According to Thiel, a symposium will be held in her honor at the ACS national meeting. The Adamson award was first presented in 1993, and past recipients have been distinguished researchers in the field, including David King, the 2009award winner, who was science advisor to former British Prime Minister Tony Blair. Thiel holds the distinction of being the first woman selected for the award.
Thiel has been active in research, teaching and administration. In research, she is known for her work in three main areas: nanostructure evolution on surfaces; surface properties and structures of quasicrystals (a complex type of metallic alloy); and the chemistry of water adsorbed on metal surfaces. She is an enthusiastic teacher of physical chemistry. She has held several administrative posts at Ames Laboratory and ISU, including the Lab’s division director for Science and Technology and chair of the chemistry department, and in each position she has been the first woman to hold that post.

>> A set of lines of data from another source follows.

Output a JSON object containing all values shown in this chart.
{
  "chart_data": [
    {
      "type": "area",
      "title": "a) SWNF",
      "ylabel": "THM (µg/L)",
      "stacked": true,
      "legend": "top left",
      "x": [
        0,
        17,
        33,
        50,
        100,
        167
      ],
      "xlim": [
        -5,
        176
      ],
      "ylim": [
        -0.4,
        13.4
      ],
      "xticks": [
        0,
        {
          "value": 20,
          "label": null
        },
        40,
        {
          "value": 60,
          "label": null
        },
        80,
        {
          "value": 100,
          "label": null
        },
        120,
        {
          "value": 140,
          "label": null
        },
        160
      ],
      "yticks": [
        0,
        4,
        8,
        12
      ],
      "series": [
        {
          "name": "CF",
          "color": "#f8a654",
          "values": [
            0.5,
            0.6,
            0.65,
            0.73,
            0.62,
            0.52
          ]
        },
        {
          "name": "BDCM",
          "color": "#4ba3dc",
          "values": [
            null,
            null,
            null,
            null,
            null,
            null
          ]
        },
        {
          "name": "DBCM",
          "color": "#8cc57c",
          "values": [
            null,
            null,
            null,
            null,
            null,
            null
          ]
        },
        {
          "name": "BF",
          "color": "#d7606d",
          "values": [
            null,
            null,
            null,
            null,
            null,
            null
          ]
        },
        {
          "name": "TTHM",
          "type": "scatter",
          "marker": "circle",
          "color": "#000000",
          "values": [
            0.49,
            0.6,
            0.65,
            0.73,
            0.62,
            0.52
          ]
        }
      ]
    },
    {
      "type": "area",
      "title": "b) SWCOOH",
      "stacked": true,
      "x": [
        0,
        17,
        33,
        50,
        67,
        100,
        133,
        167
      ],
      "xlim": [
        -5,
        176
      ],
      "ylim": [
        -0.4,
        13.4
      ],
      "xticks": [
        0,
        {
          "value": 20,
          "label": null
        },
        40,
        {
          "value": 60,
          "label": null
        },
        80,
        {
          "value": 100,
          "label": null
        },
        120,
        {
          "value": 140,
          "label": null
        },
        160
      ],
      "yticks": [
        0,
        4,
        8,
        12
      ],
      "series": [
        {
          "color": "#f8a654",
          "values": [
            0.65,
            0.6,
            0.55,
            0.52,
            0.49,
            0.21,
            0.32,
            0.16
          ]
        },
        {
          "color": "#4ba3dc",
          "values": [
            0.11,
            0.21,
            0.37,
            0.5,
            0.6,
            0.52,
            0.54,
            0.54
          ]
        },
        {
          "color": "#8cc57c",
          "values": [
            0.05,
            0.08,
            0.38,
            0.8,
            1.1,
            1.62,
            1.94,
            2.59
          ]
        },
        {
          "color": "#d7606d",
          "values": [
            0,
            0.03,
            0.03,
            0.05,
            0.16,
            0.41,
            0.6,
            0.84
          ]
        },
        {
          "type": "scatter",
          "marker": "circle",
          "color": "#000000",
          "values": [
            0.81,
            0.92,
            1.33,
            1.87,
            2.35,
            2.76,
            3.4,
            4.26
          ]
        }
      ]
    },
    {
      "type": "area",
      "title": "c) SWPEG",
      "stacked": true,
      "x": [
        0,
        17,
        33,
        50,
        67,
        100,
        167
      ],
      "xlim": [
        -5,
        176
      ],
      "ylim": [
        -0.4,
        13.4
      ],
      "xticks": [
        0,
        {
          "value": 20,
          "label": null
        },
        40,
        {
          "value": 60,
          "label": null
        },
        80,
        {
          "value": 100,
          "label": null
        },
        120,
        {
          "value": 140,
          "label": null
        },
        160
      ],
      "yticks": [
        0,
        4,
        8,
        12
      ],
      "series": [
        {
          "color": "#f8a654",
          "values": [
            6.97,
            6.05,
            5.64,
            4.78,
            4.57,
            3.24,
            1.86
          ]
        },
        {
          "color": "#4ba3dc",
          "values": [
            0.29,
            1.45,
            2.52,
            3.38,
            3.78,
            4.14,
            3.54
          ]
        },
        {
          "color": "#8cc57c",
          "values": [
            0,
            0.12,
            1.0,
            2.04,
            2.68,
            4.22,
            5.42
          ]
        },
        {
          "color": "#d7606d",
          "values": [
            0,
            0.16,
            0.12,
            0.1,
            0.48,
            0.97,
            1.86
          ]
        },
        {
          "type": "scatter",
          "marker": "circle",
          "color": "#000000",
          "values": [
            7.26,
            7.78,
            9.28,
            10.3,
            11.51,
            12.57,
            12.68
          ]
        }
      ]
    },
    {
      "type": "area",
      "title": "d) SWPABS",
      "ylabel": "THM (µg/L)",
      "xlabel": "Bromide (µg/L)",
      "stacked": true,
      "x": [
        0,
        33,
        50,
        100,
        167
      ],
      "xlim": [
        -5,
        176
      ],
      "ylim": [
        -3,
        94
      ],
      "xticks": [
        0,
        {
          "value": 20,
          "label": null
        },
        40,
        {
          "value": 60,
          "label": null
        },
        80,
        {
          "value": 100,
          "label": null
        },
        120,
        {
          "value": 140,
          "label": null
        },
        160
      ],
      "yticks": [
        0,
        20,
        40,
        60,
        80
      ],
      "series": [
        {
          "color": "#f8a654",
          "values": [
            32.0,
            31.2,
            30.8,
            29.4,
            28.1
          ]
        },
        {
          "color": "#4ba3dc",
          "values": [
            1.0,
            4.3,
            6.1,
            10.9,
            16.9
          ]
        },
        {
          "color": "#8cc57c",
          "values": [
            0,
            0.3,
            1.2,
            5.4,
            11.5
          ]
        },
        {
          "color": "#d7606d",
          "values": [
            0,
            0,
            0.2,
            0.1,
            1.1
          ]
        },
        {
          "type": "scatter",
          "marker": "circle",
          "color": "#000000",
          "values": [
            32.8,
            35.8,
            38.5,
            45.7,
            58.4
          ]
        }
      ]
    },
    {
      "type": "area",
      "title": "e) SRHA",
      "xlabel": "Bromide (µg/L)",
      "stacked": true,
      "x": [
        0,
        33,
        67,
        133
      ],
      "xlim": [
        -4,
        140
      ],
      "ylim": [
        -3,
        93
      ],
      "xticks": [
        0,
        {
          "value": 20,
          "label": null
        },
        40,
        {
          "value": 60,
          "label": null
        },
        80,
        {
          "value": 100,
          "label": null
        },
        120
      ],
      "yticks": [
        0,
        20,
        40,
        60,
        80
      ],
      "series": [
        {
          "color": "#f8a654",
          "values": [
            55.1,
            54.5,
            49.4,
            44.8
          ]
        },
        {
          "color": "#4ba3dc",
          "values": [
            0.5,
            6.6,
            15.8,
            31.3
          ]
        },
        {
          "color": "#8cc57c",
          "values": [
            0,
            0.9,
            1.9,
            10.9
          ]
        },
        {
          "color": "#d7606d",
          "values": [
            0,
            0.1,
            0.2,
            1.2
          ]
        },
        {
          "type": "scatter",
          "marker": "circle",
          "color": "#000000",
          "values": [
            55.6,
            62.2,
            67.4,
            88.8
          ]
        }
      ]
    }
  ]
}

She received a B.A. degree in chemistry at Macalester College, and a Ph.D. in chemistry at the California Institute of Technology in 1981. After postdoctoral work at the University of Munich as a von Humboldt Fellow, she joined the technical staff at Sandia National Laboratories, Livermore, then moved to Iowa State University in 1983. In her early academic career at ISU, Thiel was received awards from the Camille and Henry Dreyfus Foundation and the Alfred P. Sloan Foundation, and by a National Science Foundation Presidential Young Investigator Award. Later, she was elected a Fellow of the American Vacuum Society, the American Physical Society, and the Institute of Physics.
In 2008, she received the Iota Sigma Pi Honorary Member Award from the National Honor Society for Women in Chemistry. She has been an Invitation Fellow of the Japanese Society for the Promotion of Science, has received an honorary degree from the Institut National Polytechnic de Lorraine in France, and has received a DOE Award for Outstanding Scientific Accomplishment in Materials Chemistry. She has served on numerous boards and committees for major organizations, including the NSF, the DOE, the American Chemical Society-Petroleum Research Fund, and National Institutes of Health, and has been a member of editorial advisory boards for 10 journals. She has organized conferences and symposia within the frameworks of the Materials Research Society, APS, ACS, AVS, and the Gordon Research Conferences organizations. She has authored or co-authored approximately 260 publications, and has co-edited four books.